According to Paul, the interrogators accurately track packages when "a few" are being removed from the vehicle at a time. The less-than-100-percent read rate issue stems from the types of conditions that delivery drivers often face in the field. When drivers hastily pull out a stack of variously sized envelopes, Paul said, the devices often have difficulty scanning items in the middle of the stack.

"You have to imagine that in the express business, there are lots of parcels that come in large envelopes—CDs, books, that sort of thing," Paul explained. "When the driver arrives at a delivery address with multiple parcels stacked together to deliver, they just jump out of the van and go."
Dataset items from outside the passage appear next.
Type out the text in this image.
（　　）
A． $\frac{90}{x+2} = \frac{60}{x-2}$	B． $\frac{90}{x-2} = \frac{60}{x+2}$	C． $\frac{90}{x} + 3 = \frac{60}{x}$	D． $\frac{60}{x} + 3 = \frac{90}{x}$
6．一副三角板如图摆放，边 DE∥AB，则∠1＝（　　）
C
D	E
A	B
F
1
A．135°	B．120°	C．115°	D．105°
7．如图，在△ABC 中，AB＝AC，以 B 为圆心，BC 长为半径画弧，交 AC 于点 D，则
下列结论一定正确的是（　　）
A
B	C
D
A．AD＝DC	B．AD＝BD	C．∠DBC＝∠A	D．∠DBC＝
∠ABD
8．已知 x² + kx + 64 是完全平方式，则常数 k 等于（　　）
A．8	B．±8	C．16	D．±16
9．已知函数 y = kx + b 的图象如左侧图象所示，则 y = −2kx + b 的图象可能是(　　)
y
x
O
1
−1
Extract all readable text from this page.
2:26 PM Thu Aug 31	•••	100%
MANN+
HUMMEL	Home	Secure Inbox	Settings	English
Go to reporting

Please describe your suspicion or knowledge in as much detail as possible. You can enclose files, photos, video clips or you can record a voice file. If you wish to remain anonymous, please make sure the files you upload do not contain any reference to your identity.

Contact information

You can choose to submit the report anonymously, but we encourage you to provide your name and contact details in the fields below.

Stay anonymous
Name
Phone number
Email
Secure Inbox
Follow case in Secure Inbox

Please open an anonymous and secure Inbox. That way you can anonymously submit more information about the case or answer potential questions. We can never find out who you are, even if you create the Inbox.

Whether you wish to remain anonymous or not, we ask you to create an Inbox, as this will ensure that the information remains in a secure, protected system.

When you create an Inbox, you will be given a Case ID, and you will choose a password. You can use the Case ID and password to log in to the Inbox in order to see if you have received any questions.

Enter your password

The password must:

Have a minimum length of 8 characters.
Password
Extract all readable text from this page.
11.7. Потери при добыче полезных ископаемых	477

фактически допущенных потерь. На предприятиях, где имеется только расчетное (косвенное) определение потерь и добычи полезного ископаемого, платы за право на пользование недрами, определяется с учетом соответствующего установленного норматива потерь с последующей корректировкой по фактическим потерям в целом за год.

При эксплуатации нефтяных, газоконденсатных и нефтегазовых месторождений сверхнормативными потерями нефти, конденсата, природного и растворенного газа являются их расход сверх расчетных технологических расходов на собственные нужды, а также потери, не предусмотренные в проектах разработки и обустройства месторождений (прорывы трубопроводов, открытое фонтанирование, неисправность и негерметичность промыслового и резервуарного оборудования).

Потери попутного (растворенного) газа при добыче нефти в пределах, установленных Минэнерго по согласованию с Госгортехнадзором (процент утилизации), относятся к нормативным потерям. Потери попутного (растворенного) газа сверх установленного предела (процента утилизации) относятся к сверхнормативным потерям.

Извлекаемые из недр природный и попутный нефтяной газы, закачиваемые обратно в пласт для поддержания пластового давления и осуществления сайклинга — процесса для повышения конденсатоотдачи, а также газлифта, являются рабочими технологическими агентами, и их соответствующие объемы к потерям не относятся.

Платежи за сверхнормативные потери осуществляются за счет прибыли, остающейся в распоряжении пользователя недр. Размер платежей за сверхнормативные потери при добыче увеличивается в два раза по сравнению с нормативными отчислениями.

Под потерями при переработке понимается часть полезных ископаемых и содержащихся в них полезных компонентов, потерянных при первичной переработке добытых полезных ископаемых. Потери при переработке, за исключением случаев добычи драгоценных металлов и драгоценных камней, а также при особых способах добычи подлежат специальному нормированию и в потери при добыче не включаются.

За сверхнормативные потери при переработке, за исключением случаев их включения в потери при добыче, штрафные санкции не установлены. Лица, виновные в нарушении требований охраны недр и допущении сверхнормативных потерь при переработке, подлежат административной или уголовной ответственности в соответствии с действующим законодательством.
The express delivery business has also changed in the past two to three years, Paul noted, which has contributed to the problems involved in reading the tags properly. He described seeing flat-screen televisions and full cases of beer' moving through DHL's sorting depots and going into the delivery vehicles. Beer and other products containing water absorb RF signals, while TVs and other objects with a lot of metal components reflect RF signals. Therefore, Paul said, large packages containing water or metal can create a shadow that disrupts a tag's signal, making it difficult to identify packages within a van.

DHL is optimistic the issue can be resolved, and is presently working to fix the problem, in cooperation with the Fraunhofer Institute, a contract research organization in Magdeburg, Germany, that is partially government-sponsored.

"Anything far under 100 percent read rates is hard to sell" as a business case to DHL's top executives, Paul stated. "Once we get there, there's a business case for the technology, at the very least in our depots."

Although Paul could not name a timetable for a wider deployment of RFID aboard DHL's trucks, he said the company is evaluating the technology for a number of purposes related to its package delivery business. Once deployed, RFID tags could replace the practice of employing bar-coded labels and scanners to track packages and streamline operations, both in parcel-handling hubs and for delivery drivers, who would then be spared multiple bar-code scans of packages.

As part of the follow-on project to improve the reader's performance, DHL also plans to test a "pick by light" system that integrates with a vehicle's onboard computer, identifying which packages will be delivered at the driver's next stop. The system will utilize RFID to locate a particular package on a van's shelf, and lights installed at regular intervals on those shelves will guide the driver to the correct item, thus hastening the delivery process and reducing driver errors. The company is working with multiple vendors to develop the system, Paul said.

According to Paul, Deutsche Post DHL hopes its SmartTruck initiative will help it achieve its goal, set in April 2008, of improving the CO2 efficiency of its operations by 10 percent by 2012, and by 30 percent by 2020.